Und was deutsche Unternehmer und Einkäufer anbelangt: Sie machen das, so meine Erfahrungen in Shanghai, ausgesprochen gut. Was mich gerade in der Corona-Phase beeindruckt hat, ist ihr Interesse an Vernetzung, Austausch und den vielen Fragen zum Umgang mit China. Als Generalkonsulin habe ich eine meiner allerersten Aufgaben darin gesehen, hierfür ein Podium zu bieten und  Kontaktstelle für diesen Austausch zu sein."


Müssen wir lernen, unseren eigenen Wertebegriff auszublenden, wenn wir uns mit Chinesen in Verhandlungen in Politik und Business begeben ?

C. Althauser: "Mitnichten.
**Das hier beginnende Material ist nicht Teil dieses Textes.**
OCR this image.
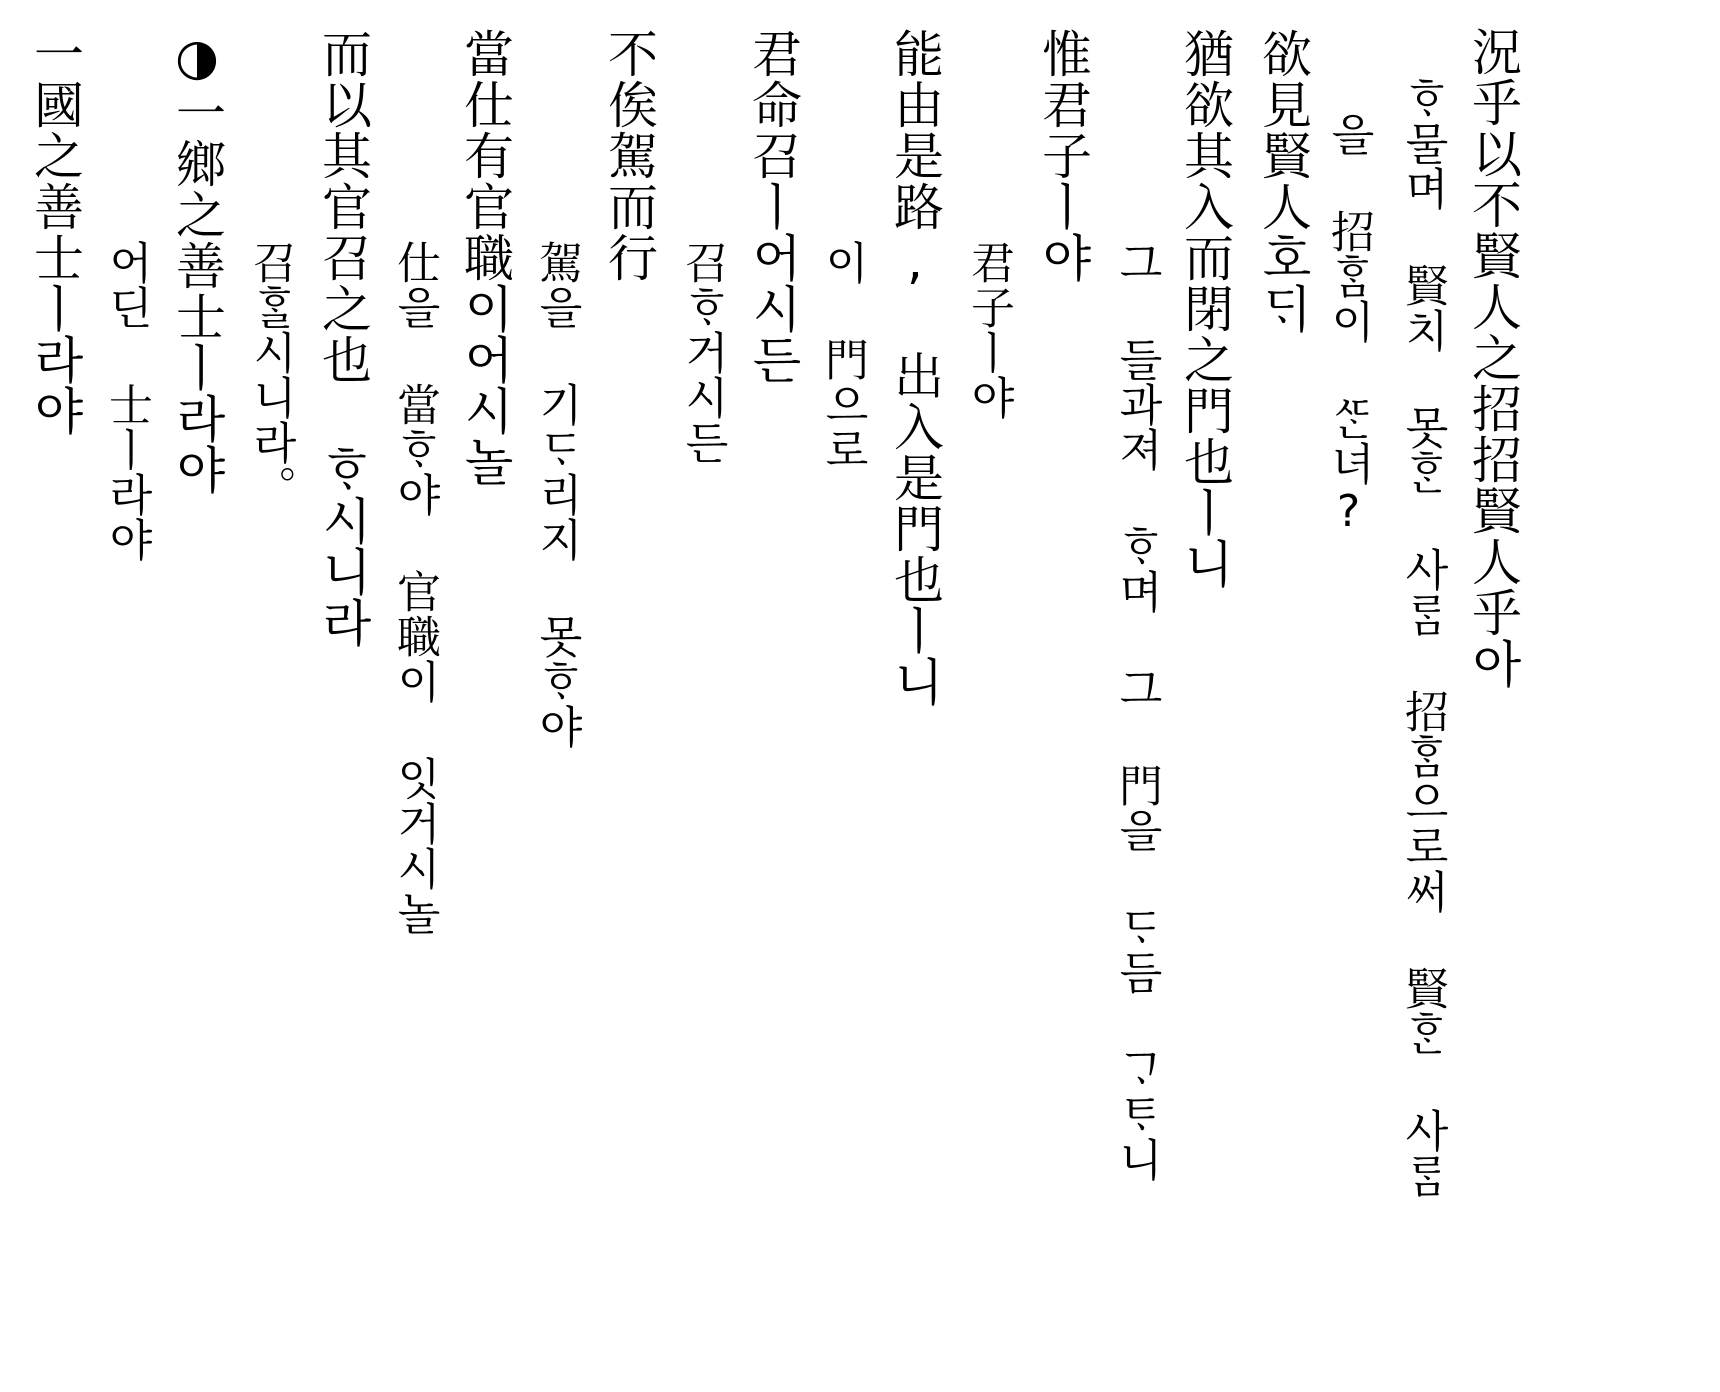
況乎以不賢人之招招賢人乎아
ᄒᆞ물며 賢치 못ᄒᆞᆫ 사ᄅᆞᆷ 招ᄒᆞᆷ으로써 賢ᄒᆞᆫ 사ᄅᆞᆷ
을 招ᄒᆞᆷ이 ᄯᆞᆫ녀?
欲見賢人호ᄃᆡ
猶欲其入而閉之門也ㅣ니
그 들과져 ᄒᆞ며 그 門을 ᄃᆞ듬 ᄀᆞᄐᆞ니
惟君子ㅣ야
君子ㅣ야
能由是路, 出入是門也ㅣ니
이 門으로
君命召ㅣ어시든
召ᄒᆞ거시든
不俟駕而行
駕을 기ᄃᆞ리지 못ᄒᆞ야
當仕有官職이어시놀
仕을 當ᄒᆞ야 官職이 잇거시놀
而以其官召之也 ᄒᆞ시니라
召ᄒᆞᆯ시니라。
◑一鄉之善士ㅣ라야
어딘 士ㅣ라야
一國之善士ㅣ라야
Nur ein starkes Rückgrat evoziert Respekt. Wir kommen aus unterschiedlichen Wertesystemen. Das unsrige ist unser Koordinatensystem, die Grundlage unseres Agierens. Natürlich haben wir alle unterschiedliche Interessen, die sind schon zwischen einem Großkonzern wie VW und dem berühmten Mittelständler aus Taicang hinsichtlich Reichweite und Durchschlagskraft sehr unterschiedlich. Aber gerade deswegen kommt es auf bessere Vernetzung an, wie es das CNBW vormacht. Dies betrifft die deutsche Community, den europäischen Verbund und die transatlantische Partnerschaft. Wir haben viel zu bieten, als Deutsche und Europäer, und wir sollten den dazugehörenden Wertekanon auch verteidigen. Alles andere wäre unglaubwürdig." 


In unserer demnächst veröffentlichten Umfrage zum China-Business sagen über 60% der Befragten aus Baden-Württemberg, dass sie das China-Bild in den deutschen Medien für zu kritisch halten. Wie ist Ihre Meinung hierzu?
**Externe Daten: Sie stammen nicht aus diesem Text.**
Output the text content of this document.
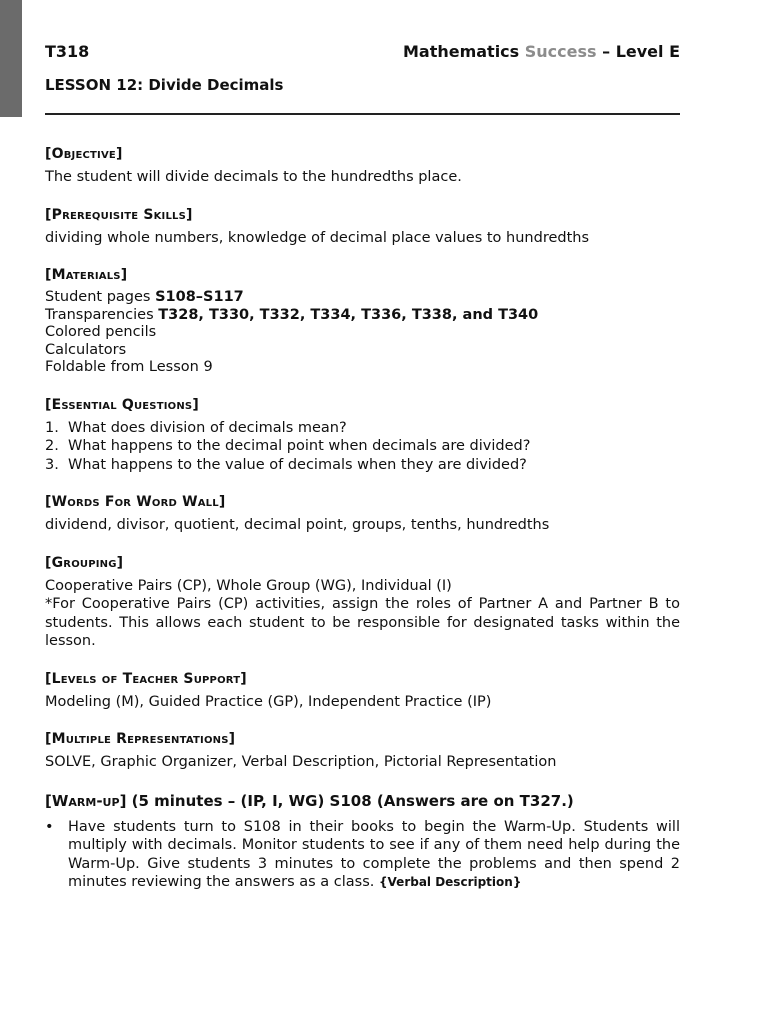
T318	Mathematics Success – Level E
LESSON 12: Divide Decimals
[Objective]
The student will divide decimals to the hundredths place.
[Prerequisite Skills]
dividing whole numbers, knowledge of decimal place values to hundredths
[Materials]
Student pages S108–S117
Transparencies T328, T330, T332, T334, T336, T338, and T340
Colored pencils
Calculators
Foldable from Lesson 9
[Essential Questions]
1. What does division of decimals mean?
2. What happens to the decimal point when decimals are divided?
3. What happens to the value of decimals when they are divided?
[Words For Word Wall]
dividend, divisor, quotient, decimal point, groups, tenths, hundredths
[Grouping]
Cooperative Pairs (CP), Whole Group (WG), Individual (I)
*For Cooperative Pairs (CP) activities, assign the roles of Partner A and Partner B to students. This allows each student to be responsible for designated tasks within the lesson.
[Levels of Teacher Support]
Modeling (M), Guided Practice (GP), Independent Practice (IP)
[Multiple Representations]
SOLVE, Graphic Organizer, Verbal Description, Pictorial Representation
[Warm-up] (5 minutes – (IP, I, WG) S108 (Answers are on T327.)
• Have students turn to S108 in their books to begin the Warm-Up. Students will multiply with decimals. Monitor students to see if any of them need help during the Warm-Up. Give students 3 minutes to complete the problems and then spend 2 minutes reviewing the answers as a class. {Verbal Description}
C. Althauser: "Die Zahl ausländischer Journalisten in China nimmt kontinuierlich ab. Das gilt auch für deutsche bzw. deutschsprachige Medienvertreter, und dieser - wie ich meine, ungute - Trend dürfte sich fortsetzen. Corona-Spätfolgen spielen hierbei eine Rolle. Man sollte miteinander, nicht übereinander und nicht aus dritter Hand kommunizieren. Bilder und Stereotypen verfestigen sich so. Ich habe aus Journalistenkreisen immer wieder gehört, dass es viel, viel mehr Journalisten bräuchte, um das riesige Land und die Vielschichtigkeit der Entwicklung abzubilden. So ist die Berichterstattung oft auf Konfliktpunkte fixiert. Das kann man aber nicht den Journalisten anlasten.

... "Wir haben mit dem riesigen Land aus Eigeninteresse umzugehen" ...

Für mich spannt sich hier der Bogen zur erwähnten China-Kompetenz. Die ist notwendiger denn je und sollte auf allen Ebenen ausgebaut werden. Denn am Ende des Tages geht es um die Frage, wie unser Umgang mit China ist: Umgehen - Betonung auf zweiter Wortsilbe - können wir es nicht, wir haben mit dem riesigen Land aus Eigeninteresse umzugehen - Betonung auf erster Wortsilbe. Dass China ein Land mit einem im Vergleich zu uns fundamental anderen Gesellschafts- und Politikverständnis ist, steht außer Frage. Dies darzustellen und für den Leser und Hörer zu übersetzen und einzuordnen, ist auch genuine Aufgabe von gutem Journalismus."